There has also been a severe decline in the number of minority-owned broadcast stations; minorities own a mere four percent of stations today.



* MORA would restore a standard to prevent any one company from owning broadcast stations that reach more than 35 percent of U.S. television households.

* The legislation would re-establish a national radio ownership cap to keep a single company from owning more than five percent of our nation's total number of AM and FM stations.
* The bill would reduce local radio ownership caps to limit a single company from owning more than a certain number of stations within a certain broadcast market, with the limit varying depending upon the size of each market.
* Furthermore, the legislation would restore the Broadcast-Cable and Broadcast-Satellite Cross-Ownership Rules to keep a company from aving conflicting ownerships in a cable company and/or a satellite carrier and a broadcast station offering service in the same market.
* Finally, MORA would prevent media owners from grandfathering their current arrangement into the new system, requiring parties to divest in order to comply with these new limitations within one year.



III. Invalidates Media Ownership Deregulation



MORA would invalidate the considerably weakened media ownership rules that were adopted by the Federal Communications Commission in 2003; rules that are now under new scrutiny through the FCC's Future Notice of Proposed Rulemaking.

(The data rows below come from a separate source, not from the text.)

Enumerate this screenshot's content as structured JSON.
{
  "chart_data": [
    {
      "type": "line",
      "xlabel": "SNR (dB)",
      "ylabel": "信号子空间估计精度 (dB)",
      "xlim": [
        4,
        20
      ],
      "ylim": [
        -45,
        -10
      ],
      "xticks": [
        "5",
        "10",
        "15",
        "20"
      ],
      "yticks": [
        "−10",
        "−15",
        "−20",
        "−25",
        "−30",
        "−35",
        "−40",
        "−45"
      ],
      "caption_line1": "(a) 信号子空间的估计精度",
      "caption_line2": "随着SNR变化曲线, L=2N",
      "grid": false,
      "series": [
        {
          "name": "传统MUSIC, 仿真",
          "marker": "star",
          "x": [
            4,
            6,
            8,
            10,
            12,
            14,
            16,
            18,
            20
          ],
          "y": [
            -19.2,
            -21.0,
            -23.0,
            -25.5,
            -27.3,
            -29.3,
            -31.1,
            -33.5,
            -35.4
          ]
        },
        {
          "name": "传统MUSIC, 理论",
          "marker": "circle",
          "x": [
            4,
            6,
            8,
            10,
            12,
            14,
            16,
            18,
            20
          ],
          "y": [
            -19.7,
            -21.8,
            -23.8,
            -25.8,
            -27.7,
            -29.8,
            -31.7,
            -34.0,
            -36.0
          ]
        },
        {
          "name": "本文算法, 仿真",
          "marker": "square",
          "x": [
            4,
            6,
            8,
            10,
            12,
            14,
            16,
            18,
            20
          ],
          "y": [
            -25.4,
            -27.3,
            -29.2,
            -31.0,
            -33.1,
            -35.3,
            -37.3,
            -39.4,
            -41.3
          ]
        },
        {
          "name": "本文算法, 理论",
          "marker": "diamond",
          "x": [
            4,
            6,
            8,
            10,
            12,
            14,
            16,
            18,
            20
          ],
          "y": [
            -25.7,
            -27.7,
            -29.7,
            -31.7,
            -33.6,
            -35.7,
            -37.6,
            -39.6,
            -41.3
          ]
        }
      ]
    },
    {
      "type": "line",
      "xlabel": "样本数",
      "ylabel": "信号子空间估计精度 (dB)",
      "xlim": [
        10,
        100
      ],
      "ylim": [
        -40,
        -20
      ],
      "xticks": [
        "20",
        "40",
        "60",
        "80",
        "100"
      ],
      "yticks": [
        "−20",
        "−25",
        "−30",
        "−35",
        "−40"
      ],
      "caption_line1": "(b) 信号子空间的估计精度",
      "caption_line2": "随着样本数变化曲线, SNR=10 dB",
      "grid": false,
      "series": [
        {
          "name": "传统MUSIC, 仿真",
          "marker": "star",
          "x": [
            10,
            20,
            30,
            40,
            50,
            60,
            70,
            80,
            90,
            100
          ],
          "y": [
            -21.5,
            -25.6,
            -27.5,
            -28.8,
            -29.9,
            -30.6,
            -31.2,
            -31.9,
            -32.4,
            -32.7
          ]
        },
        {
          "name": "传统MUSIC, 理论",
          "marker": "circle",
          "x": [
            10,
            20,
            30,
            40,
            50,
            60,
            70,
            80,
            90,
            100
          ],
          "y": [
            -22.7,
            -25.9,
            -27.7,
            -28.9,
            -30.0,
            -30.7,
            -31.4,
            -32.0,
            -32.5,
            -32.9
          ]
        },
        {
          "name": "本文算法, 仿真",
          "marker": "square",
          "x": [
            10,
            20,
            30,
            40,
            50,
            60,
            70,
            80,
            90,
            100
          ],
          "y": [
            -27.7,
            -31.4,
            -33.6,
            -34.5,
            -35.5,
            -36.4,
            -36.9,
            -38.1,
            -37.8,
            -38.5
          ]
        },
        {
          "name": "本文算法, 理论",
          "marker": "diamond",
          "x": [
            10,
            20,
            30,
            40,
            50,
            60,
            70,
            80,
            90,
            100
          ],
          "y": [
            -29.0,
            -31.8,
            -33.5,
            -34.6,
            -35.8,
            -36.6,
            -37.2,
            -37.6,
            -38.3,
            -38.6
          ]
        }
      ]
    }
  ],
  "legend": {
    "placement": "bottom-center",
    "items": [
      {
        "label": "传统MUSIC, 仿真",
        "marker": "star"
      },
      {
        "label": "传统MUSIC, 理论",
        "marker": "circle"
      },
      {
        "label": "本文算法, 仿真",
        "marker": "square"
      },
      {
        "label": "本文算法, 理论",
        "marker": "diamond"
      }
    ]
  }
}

The legislation further prevents the FCC from including media ownership rules in future undertakings of the commission's Biennial Review Process.



IV. Establishes a New Media Ownership Review Process



MORA creates a new review process, to be carried by the FCC every three years, on how the commission's regulations on media ownership promote and protect localism, competition, diversity of voices, diversity of ownership, children's programming, small and local broadcasters, and technological advancement. The bill requires the FCC to report to Congress on its findings.



V. Requires Reports for Public Interest



MORA requires broadcast licensees to publish a report every two years on how the station is serving the public interest. The legislation also requires licensees to hold at least two community public hearings per year to determine local needs and interests.